Matter of Amanwah v Department of Educ. of the City of N.Y. |
2021 NY Slip Op 00615 |
Decided on February 04, 2021 |
Appellate Division, First Department |
Published by New York State Law Reporting Bureau pursuant to Judiciary Law § 431. |
This opinion is uncorrected and subject to revision before publication in the Official Reports. |
Decided and Entered: February 04, 2021
Before: Kapnick, J.P., Mazzarelli, Moulton, Shulman, JJ.
Index No. 159310/2017 Appeal No. 13035 Case No. 2019-4731
v
The Department of Education of the City of New York, et al., Respondents-Respondents.
Stewart Lee Karlin Law Group, P.C., New York (Stewart Lee Karlin of counsel), for appellant.
James E. Johnson, Corporation Counsel, New York (Julie Steiner of counsel), for respondents.
Judgment, Supreme Court, New York County (John J. Kelley, J.), entered May 13, 2019, denying the petition which challenged respondents' issuance of an unsatisfactory rating for the 2016-2017 school year on June 21, 2017, and the determination to discontinue petitioner's probationary position effective July 31, 2017, and dismissing the proceeding brought pursuant to CPLR article 78, unanimously affirmed, without costs.

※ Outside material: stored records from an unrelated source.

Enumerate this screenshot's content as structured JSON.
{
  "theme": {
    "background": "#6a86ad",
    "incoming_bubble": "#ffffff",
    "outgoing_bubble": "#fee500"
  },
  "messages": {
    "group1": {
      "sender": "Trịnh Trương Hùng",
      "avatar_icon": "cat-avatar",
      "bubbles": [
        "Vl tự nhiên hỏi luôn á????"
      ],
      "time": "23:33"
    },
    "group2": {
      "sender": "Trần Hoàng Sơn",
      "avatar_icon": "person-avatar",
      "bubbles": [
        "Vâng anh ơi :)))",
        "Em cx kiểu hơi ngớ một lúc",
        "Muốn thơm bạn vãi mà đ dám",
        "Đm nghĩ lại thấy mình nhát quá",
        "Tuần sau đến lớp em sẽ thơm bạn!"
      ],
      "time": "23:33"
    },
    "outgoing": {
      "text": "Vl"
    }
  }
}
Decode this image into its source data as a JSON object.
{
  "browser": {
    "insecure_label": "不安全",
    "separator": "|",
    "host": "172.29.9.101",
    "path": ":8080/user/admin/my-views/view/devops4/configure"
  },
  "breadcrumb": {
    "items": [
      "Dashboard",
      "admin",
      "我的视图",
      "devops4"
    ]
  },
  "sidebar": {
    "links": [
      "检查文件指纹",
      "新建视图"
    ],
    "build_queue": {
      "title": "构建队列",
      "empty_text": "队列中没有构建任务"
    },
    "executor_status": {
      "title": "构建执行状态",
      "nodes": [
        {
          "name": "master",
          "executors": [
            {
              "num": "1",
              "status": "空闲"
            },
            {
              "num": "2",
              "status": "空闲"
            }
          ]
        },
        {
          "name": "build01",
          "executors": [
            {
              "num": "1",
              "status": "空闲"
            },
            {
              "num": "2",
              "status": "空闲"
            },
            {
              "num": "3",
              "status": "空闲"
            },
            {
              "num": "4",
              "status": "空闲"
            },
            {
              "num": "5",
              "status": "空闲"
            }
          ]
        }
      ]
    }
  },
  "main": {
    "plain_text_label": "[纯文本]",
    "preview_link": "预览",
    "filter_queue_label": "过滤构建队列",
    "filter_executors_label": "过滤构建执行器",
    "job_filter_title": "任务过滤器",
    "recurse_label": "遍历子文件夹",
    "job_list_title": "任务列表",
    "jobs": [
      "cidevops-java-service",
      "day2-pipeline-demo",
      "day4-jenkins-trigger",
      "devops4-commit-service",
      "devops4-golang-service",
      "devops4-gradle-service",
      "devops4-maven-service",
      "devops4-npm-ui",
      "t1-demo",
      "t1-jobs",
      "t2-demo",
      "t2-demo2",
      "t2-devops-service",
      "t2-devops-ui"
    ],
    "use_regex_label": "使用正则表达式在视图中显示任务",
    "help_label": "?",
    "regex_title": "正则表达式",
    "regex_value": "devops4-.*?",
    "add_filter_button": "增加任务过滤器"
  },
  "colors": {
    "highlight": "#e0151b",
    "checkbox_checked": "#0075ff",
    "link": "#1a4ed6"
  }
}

Petitioner failed to demonstrate that respondents' determination to discontinue her probationary position as assistant principal "'was for a constitutionally impermissible purpose, violative of a statute, or done in bad faith'" (Matter of Mendez v New York City Dept. of Educ., 28 NY3d 993, 994 [2016]). As found by Supreme Court, petitioner's unsupported allegation that the discontinuance was in retaliation for her purported refusal to negatively evaluate two teachers failed to evidence bad faith (see Forrest v Jewish Guild for the Blind, 3 NY3d 295, 305 [2004]; see also Matter of Parris v New York City Dept. of Educ., 111 AD3d 528, 528 [1st Dept 2013], lv denied 23 NY2d 903 [2014]). The approximate two-year gap between the alleged protected activity and any adverse action by respondents is too remote to warrant an inference of causal connection (see Parris at 529; Baldwin v Cablevision Sys. Corp., 65 AD3d 961, 967 [1st Dept 2009], lv denied 14 NY3d 701 [2010]). Further, the record includes evidence of disciplinary letters showing dissatisfaction with petitioner's work performance that predate the alleged protected activity, demonstrating good faith and refuting the allegation of retaliation (see Matter of Leo v New York City Dept. of Educ., 100 AD3d 536, 537 [1st Dept 2012]; Parris, 111 AD3d at 528). Petitioner's contention that her annual reports of work performance are unfair and inaccurate, even if true, do not establish bad faith (see Matter of Hawkins v Farina, 171 AD3d 624, 625 [1st Dept 2019]; Matter of Mathew v Board of Educ. of the City Sch. Dist. of the City of N.Y., 168 AD3d 496, 496 [1st Dept 2019]).
Supreme Court properly declined to consider petitioner's conclusory claim of tenure-by-estoppel, raised for the first time in her reply papers (see 416 W. 25th St. Lender LLC v 416 W. 25th St. Assoc., LLC, 182 AD3d 432, 433 [1st Dept 2020]; Matter of Cherry v Horn, 66 AD3d 556, 557 [1st Dept 2009]).
Petitioner failed to show that the issuance of the unsatisfactory rating which preceded the discontinuance was arbitrary and capricious, as evidence showing
documented work issues during the 2016-2017 school year provided a rational basis (see Matter of Freytes v City of New York, 146 AD3d 678, 678 [1st Dept 2017]; Matter of Van Rabenswaay v City of New York, 140 AD3d 596, 596 [1st Dept 2016]). THIS CONSTITUTES THE DECISION AND ORDER
OF THE SUPREME COURT, APPELLATE DIVISION, FIRST DEPARTMENT.